16. A method for ranking code search results, the method implementable by a computing system, the method comprising:

in response to receiving a search query from a user to search for a code symbol or a code snippet in source code: determining whether the importance levels associated with the search query have already been determined for the source code; if the importance levels associated with the search query have already been determined for the source code: retrieving the already determined importance levels; obtaining importance scores represented by the already determined importance levels; and ranking the occurrences of the code symbol based on the importance scores. if the importance levels associated with the search query have not been already been determined, determining the importance levels in real time.

17. The method of claim 16, wherein determining the importance levels comprises:

retrieving one or more Abstract Syntax Trees (ASTs) associated with the source code, the ASTs describing syntax knowledge of the source code, the source code comprising a collection of computer instructions using a programming language, the source code further comprising code symbols;

generating a knowledge graph based on the one or more ASTs, the knowledge graph describing relationships between occurrences of the code symbols contained in the source code; and

based on the knowledge graph, determining an importance level for each occurrence of a code symbol contained in the source code contained in the source code.

18. The method of claim 17, wherein the search query from the user is to search for a code snippet in the source code, the method further comprising:

determining importance scores for occurrences of the code symbols within each occurrence of the code snippet;

combining the importance scores for the occurrences of the code symbols within each occurrence of the code snippet to obtain a combined importance score for the each occurrence of the code snippet; and

ranking the occurrences of the code snippet based on the combined importance score for the each occurrence of the code snippet.

19. The method of claim 18, wherein determining importance scores comprises retrieving the importance scores for occurrences of the code symbols from a database.

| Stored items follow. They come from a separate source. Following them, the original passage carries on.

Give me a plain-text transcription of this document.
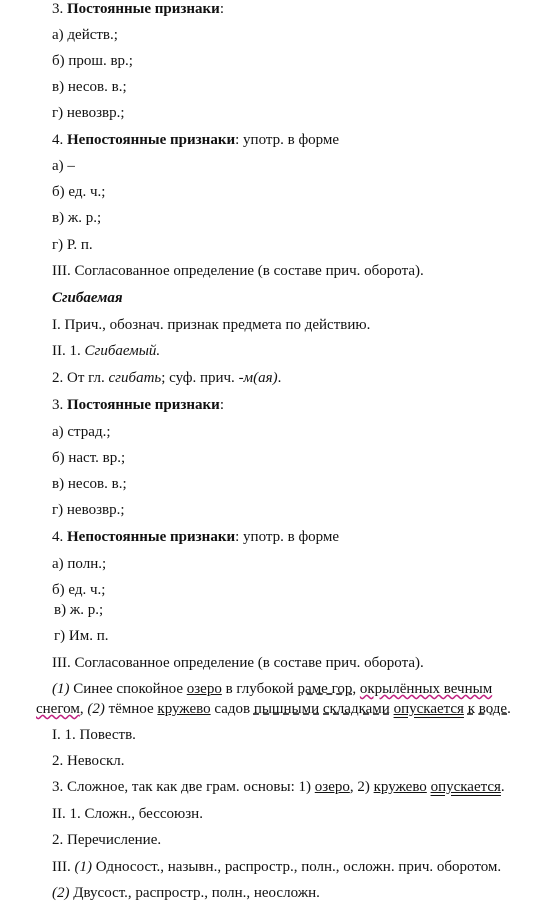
3. Постоянные признаки:
а) действ.;
б) прош. вр.;
в) несов. в.;
г) невозвр.;
4. Непостоянные признаки: употр. в форме
а) –
б) ед. ч.;
в) ж. р.;
г) Р. п.
III. Согласованное определение (в составе прич. оборота).
Сгибаемая
I. Прич., обознач. признак предмета по действию.
II. 1. Сгибаемый.
2. От гл. сгибать; суф. прич. -м(ая).
3. Постоянные признаки:
а) страд.;
б) наст. вр.;
в) несов. в.;
г) невозвр.;
4. Непостоянные признаки: употр. в форме
а) полн.;
б) ед. ч.;
в) ж. р.;
г) Им. п.
III. Согласованное определение (в составе прич. оборота).
(1) Синее спокойное озеро в глубокой раме гор, окрылённых вечным
снегом, (2) тёмное кружево садов пышными складками опускается к воде.
I. 1. Повеств.
2. Невоскл.
3. Сложное, так как две грам. основы: 1) озеро, 2) кружево опускается.
II. 1. Сложн., бессоюзн.
2. Перечисление.
III. (1) Односост., назывн., распростр., полн., осложн. прич. оборотом.
(2) Двусост., распростр., полн., неосложн.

20. A system for ranking code search results, the system comprising:

one or more processors; and a

memory storing instructions that, when executed by the one or more processors, cause the system to perform: receiving a search query from a user to search for a code symbol or a code snippet; obtaining source code containing occurrences of the code symbol or the code snippet; determining importance scores for occurrences of the code symbol or the code snippet contained in the source code; ranking the occurrences of the code symbol or the code snippet based on the importance scores, for providing to a user in response to the code search query; and causing the ranked occurrence of the code symbols or the code snippets to be presented to a user.